The activity for the song “FOCUS” is the same proposed for the song “SHAKE IT OFF”. First, students guess who the singer is based on a few clues provided by the teacher. Then, they listen to the song and find out its name  and how she deals with criticism. Finally, they say how they react to criticism in general.


Age: Older Teens & Adults

The activity proposed here can be done with any song. The song chosen this time is “HAZARD”.

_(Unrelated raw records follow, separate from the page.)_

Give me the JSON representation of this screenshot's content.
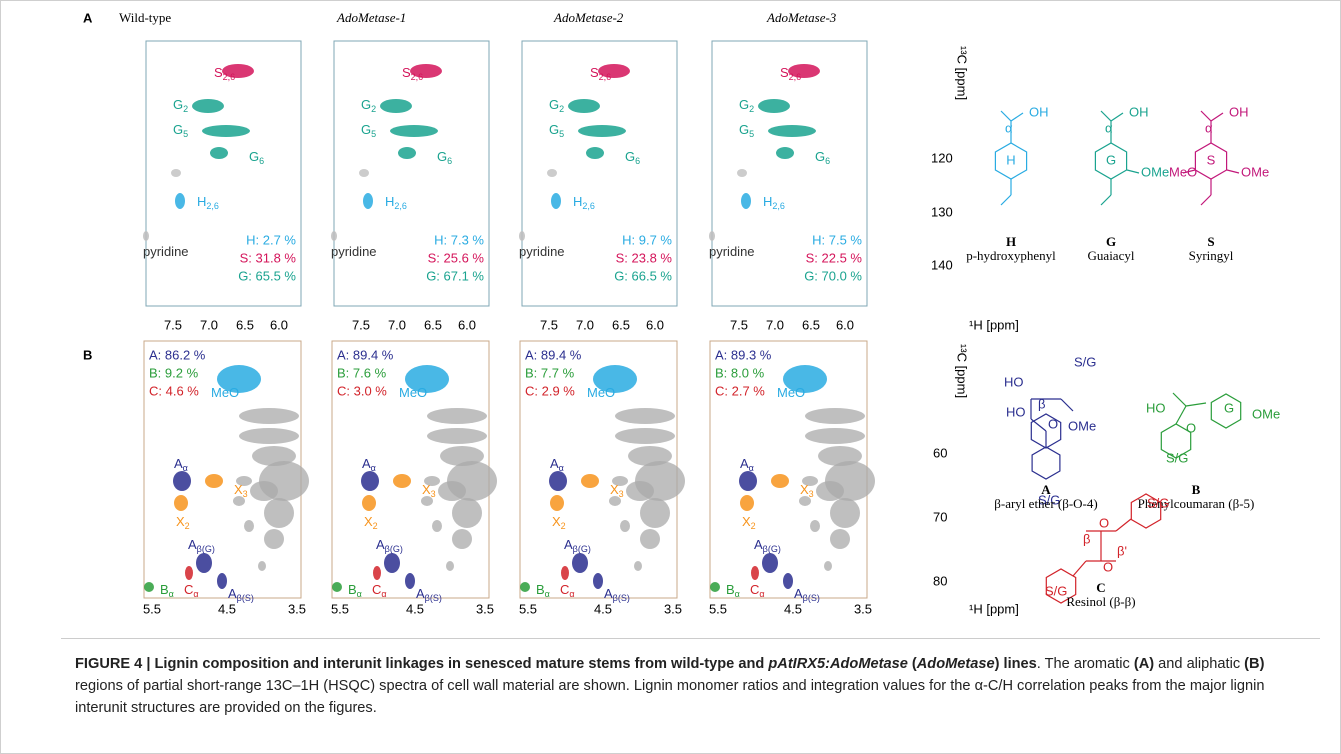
{
  "panel_a": {
    "letter": "A",
    "x_axis_label": "¹H [ppm]",
    "y_axis_label": "¹³C [ppm]",
    "x_ticks": [
      "7.5",
      "7.0",
      "6.5",
      "6.0"
    ],
    "y_ticks": [
      "120",
      "130",
      "140"
    ],
    "ratio_colors": [
      "#29abe2",
      "#d4145a",
      "#1aa38f"
    ],
    "spectra": [
      {
        "title": "Wild-type",
        "italic": false,
        "ratios": [
          "H: 2.7 %",
          "S: 31.8 %",
          "G: 65.5 %"
        ]
      },
      {
        "title": "AdoMetase-1",
        "italic": true,
        "ratios": [
          "H: 7.3 %",
          "S: 25.6 %",
          "G: 67.1 %"
        ]
      },
      {
        "title": "AdoMetase-2",
        "italic": true,
        "ratios": [
          "H: 9.7 %",
          "S: 23.8 %",
          "G: 66.5 %"
        ]
      },
      {
        "title": "AdoMetase-3",
        "italic": true,
        "ratios": [
          "H: 7.5 %",
          "S: 22.5 %",
          "G: 70.0 %"
        ]
      }
    ],
    "peaks": [
      {
        "text": "S",
        "sub": "2,6"
      },
      {
        "text": "G",
        "sub": "2"
      },
      {
        "text": "G",
        "sub": "5"
      },
      {
        "text": "G",
        "sub": "6"
      },
      {
        "text": "H",
        "sub": "2,6"
      },
      {
        "text": "pyridine"
      }
    ],
    "structures": [
      {
        "letter": "H",
        "name": "p-hydroxyphenyl",
        "color": "#29abe2",
        "atoms": [
          "OH",
          "α",
          "H"
        ]
      },
      {
        "letter": "G",
        "name": "Guaiacyl",
        "color": "#1aa38f",
        "atoms": [
          "OH",
          "α",
          "G",
          "OMe"
        ]
      },
      {
        "letter": "S",
        "name": "Syringyl",
        "color": "#c2187a",
        "atoms": [
          "OH",
          "α",
          "S",
          "MeO",
          "OMe"
        ]
      }
    ]
  },
  "panel_b": {
    "letter": "B",
    "x_axis_label": "¹H [ppm]",
    "y_axis_label": "¹³C [ppm]",
    "x_ticks": [
      "5.5",
      "4.5",
      "3.5"
    ],
    "y_ticks": [
      "60",
      "70",
      "80"
    ],
    "ratio_colors": [
      "#2b2f8f",
      "#2a9d3a",
      "#d2232a"
    ],
    "spectra": [
      {
        "ratios": [
          "A: 86.2 %",
          "B: 9.2 %",
          "C: 4.6 %"
        ]
      },
      {
        "ratios": [
          "A: 89.4 %",
          "B: 7.6 %",
          "C: 3.0 %"
        ]
      },
      {
        "ratios": [
          "A: 89.4 %",
          "B: 7.7 %",
          "C: 2.9 %"
        ]
      },
      {
        "ratios": [
          "A: 89.3 %",
          "B: 8.0 %",
          "C: 2.7 %"
        ]
      }
    ],
    "peaks": [
      {
        "text": "MeO"
      },
      {
        "text": "A",
        "sub": "α"
      },
      {
        "text": "X",
        "sub": "3"
      },
      {
        "text": "X",
        "sub": "2"
      },
      {
        "text": "A",
        "sub": "β(G)"
      },
      {
        "text": "C",
        "sub": "α"
      },
      {
        "text": "A",
        "sub": "β(S)"
      },
      {
        "text": "B",
        "sub": "α"
      }
    ],
    "structures": [
      {
        "letter": "A",
        "name": "β-aryl ether (β-O-4)",
        "color": "#2b2f8f",
        "atoms": [
          "HO",
          "HO",
          "β",
          "O",
          "S/G",
          "S/G",
          "OMe"
        ]
      },
      {
        "letter": "B",
        "name": "Phenylcoumaran (β-5)",
        "color": "#2a9d3a",
        "atoms": [
          "HO",
          "O",
          "S/G",
          "G",
          "OMe"
        ]
      },
      {
        "letter": "C",
        "name": "Resinol (β-β)",
        "color": "#d2232a",
        "atoms": [
          "O",
          "O",
          "S/G",
          "S/G",
          "β",
          "β'"
        ]
      }
    ]
  },
  "caption": [
    {
      "text": "FIGURE 4 | ",
      "style": "bold"
    },
    {
      "text": "Lignin composition and interunit linkages in senesced mature stems from wild-type and ",
      "style": "bold"
    },
    {
      "text": "pAtIRX5:AdoMetase",
      "style": "bold-italic"
    },
    {
      "text": " (",
      "style": "bold"
    },
    {
      "text": "AdoMetase",
      "style": "bold-italic"
    },
    {
      "text": ") lines",
      "style": "bold"
    },
    {
      "text": ". The aromatic ",
      "style": "normal"
    },
    {
      "text": "(A)",
      "style": "bold"
    },
    {
      "text": " and aliphatic ",
      "style": "normal"
    },
    {
      "text": "(B)",
      "style": "bold"
    },
    {
      "text": " regions of partial short-range 13C–1H (HSQC) spectra of cell wall material are shown. Lignin monomer ratios and integration values for the α-C/H correlation peaks from the major lignin interunit structures are provided on the figures.",
      "style": "normal"
    }
  ]
}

Select twelve to fourteen words from the song and make a list from which students will choose 9. They write them down in a grid and listen to the song. Every time they hear a word, they cross it out. The winner is the student who crosses out three words in a row. After that, they guess what the song is about, based on the words they have in the grid. Finally, they watch the video of the song and find out.


Age: Adults

The song “FUCK YOU” allows us to work on vocabulary practice and inferring meaning. First, students are asked what reasons motivate song writes to write. After they share their opinion, they listen to the song and guess what made the author write this particular song. Then, they work on a vocabulary comprehension task and finally, they personalize it.


Age: Older Teens & Adults

The activity proposed for the song “DON´T WORRY ´BOUT A THING” is the same for the song “Beautiful Life”. First, students discuss whether they are optimistic or pessimistic about life. Then, they listen to the song and find out about the author. They will also be able to guess the name of the song. Finally, they share what the author suggests that we do in order to keep positive about life.


Age: Adults

The song “HELP” is an opportunity for students to practice describing personalities. First, they say what kind of personality they think the performer has. Then, they listen to the song and find out its name. After that, and based on the lyrics, they say what the author was like in the past and what he is like now. Finally, they surf the net to find out who the author is.


Age: Adults

The song “PHOTOGRAPH” is good to wrap up a lesson on Relative Causes or Inferring Meaning. First, students take a quiz and share their answers with a peer. Then, they fill in the blanks with suitable words. After that, they listen to the song and check whether they are right about the words they used. Next, they reflect on the relationship described in it and guess what kind of relationship that is. In the end, they find at least 5 relative clauses in it and personalize them.